Monday, March 2, 2009

Customs House


Monday 5th May, 1947 in Brisbane was the Labour Day holiday. The Brisbane Customs House staff social club had planned a picnic so that members and their families could enjoy a relaxing day in the country. The picnic was to be held at Samford, outside Brisbane, and the Customs House staff had arranged a special train to take them from Brisbane's Roma Street and Central Stations to Samford Station, a journey of about 20 km that would take a couple of hours. The train, carrying over 200 passengers, left Central Station at 9:00 am, but the picnic never eventuated - the train was derailed near Camp Mountain on the way to Samford. In Queensland's worst rail accident, 38 people were injured and sixteen were killed. Among those who died were my maternal grandparents and their nine year old son, leaving my mother, then only a teenager, and her other two brothers as orphans. The Ferny Grove to Samford section of the line was closed some years afterwards, but this is the memorial cairn that marks the site of the accident.
(Photo: © 2009 (Photo: © 2009 the foto fanatic)

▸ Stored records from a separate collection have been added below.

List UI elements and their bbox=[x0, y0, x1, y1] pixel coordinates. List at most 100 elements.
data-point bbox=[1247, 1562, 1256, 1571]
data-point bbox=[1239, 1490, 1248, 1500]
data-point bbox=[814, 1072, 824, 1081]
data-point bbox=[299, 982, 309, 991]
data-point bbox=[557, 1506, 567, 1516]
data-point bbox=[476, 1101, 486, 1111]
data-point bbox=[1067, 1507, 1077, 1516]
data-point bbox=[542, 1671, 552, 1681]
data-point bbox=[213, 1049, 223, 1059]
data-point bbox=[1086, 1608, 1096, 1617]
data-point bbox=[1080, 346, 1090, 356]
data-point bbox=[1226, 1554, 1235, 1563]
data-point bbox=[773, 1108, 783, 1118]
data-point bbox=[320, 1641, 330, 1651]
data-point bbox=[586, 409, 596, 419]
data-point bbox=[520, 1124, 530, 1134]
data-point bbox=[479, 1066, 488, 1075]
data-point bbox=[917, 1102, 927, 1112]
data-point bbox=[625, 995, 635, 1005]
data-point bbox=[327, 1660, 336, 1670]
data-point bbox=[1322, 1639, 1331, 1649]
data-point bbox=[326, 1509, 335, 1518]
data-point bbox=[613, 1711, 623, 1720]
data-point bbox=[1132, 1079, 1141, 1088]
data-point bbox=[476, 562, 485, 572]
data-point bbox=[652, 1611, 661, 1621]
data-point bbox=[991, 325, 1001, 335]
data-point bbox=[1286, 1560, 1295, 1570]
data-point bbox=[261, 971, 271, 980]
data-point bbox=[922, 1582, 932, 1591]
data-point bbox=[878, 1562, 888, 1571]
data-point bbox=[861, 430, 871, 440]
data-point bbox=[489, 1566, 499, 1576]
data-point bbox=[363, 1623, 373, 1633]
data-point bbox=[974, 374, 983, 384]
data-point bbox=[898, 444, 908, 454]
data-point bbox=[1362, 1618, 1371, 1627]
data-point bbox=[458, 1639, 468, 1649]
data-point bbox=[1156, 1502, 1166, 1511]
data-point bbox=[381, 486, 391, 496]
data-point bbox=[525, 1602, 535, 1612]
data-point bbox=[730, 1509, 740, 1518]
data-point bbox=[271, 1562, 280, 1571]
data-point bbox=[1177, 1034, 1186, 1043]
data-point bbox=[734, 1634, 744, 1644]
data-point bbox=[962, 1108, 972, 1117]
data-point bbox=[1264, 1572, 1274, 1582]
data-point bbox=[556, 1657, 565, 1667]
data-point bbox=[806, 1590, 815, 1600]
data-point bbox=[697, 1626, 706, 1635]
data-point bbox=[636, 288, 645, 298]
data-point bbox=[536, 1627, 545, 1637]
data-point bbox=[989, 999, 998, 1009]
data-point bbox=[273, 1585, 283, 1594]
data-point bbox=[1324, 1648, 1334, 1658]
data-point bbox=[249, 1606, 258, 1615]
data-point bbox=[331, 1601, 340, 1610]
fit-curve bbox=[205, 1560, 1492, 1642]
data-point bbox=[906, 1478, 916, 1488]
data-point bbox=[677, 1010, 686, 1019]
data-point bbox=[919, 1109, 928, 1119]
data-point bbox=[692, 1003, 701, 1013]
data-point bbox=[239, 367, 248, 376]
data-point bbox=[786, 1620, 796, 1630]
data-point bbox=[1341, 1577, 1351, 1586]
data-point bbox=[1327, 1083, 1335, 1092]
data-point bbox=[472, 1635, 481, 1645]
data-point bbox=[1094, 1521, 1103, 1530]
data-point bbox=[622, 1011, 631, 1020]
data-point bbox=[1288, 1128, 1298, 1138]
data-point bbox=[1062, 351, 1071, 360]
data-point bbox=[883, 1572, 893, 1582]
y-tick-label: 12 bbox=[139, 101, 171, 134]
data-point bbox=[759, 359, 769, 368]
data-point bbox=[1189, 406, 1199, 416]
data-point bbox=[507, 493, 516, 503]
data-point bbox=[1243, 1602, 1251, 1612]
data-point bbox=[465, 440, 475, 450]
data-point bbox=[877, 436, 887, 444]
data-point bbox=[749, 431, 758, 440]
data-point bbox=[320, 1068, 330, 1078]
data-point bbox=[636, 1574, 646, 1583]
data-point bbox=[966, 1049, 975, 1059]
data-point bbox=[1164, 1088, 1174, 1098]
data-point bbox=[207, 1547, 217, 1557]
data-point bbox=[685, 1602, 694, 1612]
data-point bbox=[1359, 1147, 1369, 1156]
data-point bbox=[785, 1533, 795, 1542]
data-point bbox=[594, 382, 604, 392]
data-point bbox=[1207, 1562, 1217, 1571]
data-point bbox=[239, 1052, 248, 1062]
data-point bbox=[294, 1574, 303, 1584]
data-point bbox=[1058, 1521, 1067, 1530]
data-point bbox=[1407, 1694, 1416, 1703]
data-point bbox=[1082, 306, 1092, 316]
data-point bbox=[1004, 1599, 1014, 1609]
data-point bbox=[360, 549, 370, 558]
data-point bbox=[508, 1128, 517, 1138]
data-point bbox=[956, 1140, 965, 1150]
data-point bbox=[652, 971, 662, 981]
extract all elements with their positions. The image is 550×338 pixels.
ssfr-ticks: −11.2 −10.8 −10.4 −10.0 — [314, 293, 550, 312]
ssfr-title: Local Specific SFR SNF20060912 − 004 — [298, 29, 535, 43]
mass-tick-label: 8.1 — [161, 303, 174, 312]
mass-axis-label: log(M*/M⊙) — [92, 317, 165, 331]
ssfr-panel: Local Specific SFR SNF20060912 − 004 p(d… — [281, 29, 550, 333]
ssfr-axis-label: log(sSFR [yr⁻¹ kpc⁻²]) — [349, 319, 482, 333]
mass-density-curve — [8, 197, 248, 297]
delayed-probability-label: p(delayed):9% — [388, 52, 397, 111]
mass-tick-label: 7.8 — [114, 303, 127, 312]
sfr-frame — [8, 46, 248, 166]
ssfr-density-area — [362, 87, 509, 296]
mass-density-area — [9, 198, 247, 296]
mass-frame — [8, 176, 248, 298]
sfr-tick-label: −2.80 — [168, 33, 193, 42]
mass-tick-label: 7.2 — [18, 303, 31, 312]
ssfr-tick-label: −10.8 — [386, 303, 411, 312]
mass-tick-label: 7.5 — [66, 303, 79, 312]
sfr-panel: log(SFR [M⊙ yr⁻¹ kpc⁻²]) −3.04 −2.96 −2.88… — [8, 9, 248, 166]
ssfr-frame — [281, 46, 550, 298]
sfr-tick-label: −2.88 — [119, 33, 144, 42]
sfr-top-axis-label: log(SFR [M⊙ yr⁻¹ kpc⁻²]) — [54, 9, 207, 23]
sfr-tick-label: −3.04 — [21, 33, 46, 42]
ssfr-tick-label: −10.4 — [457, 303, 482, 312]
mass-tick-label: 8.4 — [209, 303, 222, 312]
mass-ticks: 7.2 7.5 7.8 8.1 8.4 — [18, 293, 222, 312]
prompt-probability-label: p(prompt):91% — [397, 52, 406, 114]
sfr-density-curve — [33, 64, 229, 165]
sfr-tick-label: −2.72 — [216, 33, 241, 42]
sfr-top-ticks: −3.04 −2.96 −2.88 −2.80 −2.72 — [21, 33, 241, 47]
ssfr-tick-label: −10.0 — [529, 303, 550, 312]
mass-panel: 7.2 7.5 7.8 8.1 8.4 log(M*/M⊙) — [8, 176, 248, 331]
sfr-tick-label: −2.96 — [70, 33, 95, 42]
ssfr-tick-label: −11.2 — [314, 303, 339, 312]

The Customs House has long been a readily recognised Brisbane building. The large copper dome and the huge columns made it a landmark right from its construction in the 1880s. This photo is from 1889.

(Photo: State Library of Queensland and John Oxley Library; #100069)

One of my mother's brothers went on to work for the Customs Department in this building, so I was familiar with it from an early age. It made sense for Customs to be housed here when access to Brisbane was via ships that travelled up the Brisbane River to unload passengers and goods. However, as air travel became more prevalent, and with port facilities moving down the river, this wonderful site became redundant, and the building was sold. It is now owned by the University of Queensland, and is dwarfed by its office block neighbours.
(Photo: © 2009 (Photo: © 2009 the foto fanatic)

The building is now used for cultural events such as art shows and book launches, and it also houses a restaurant. It is still as beautiful as ever, and still a poignant reminder of relatives that I never got the chance to know.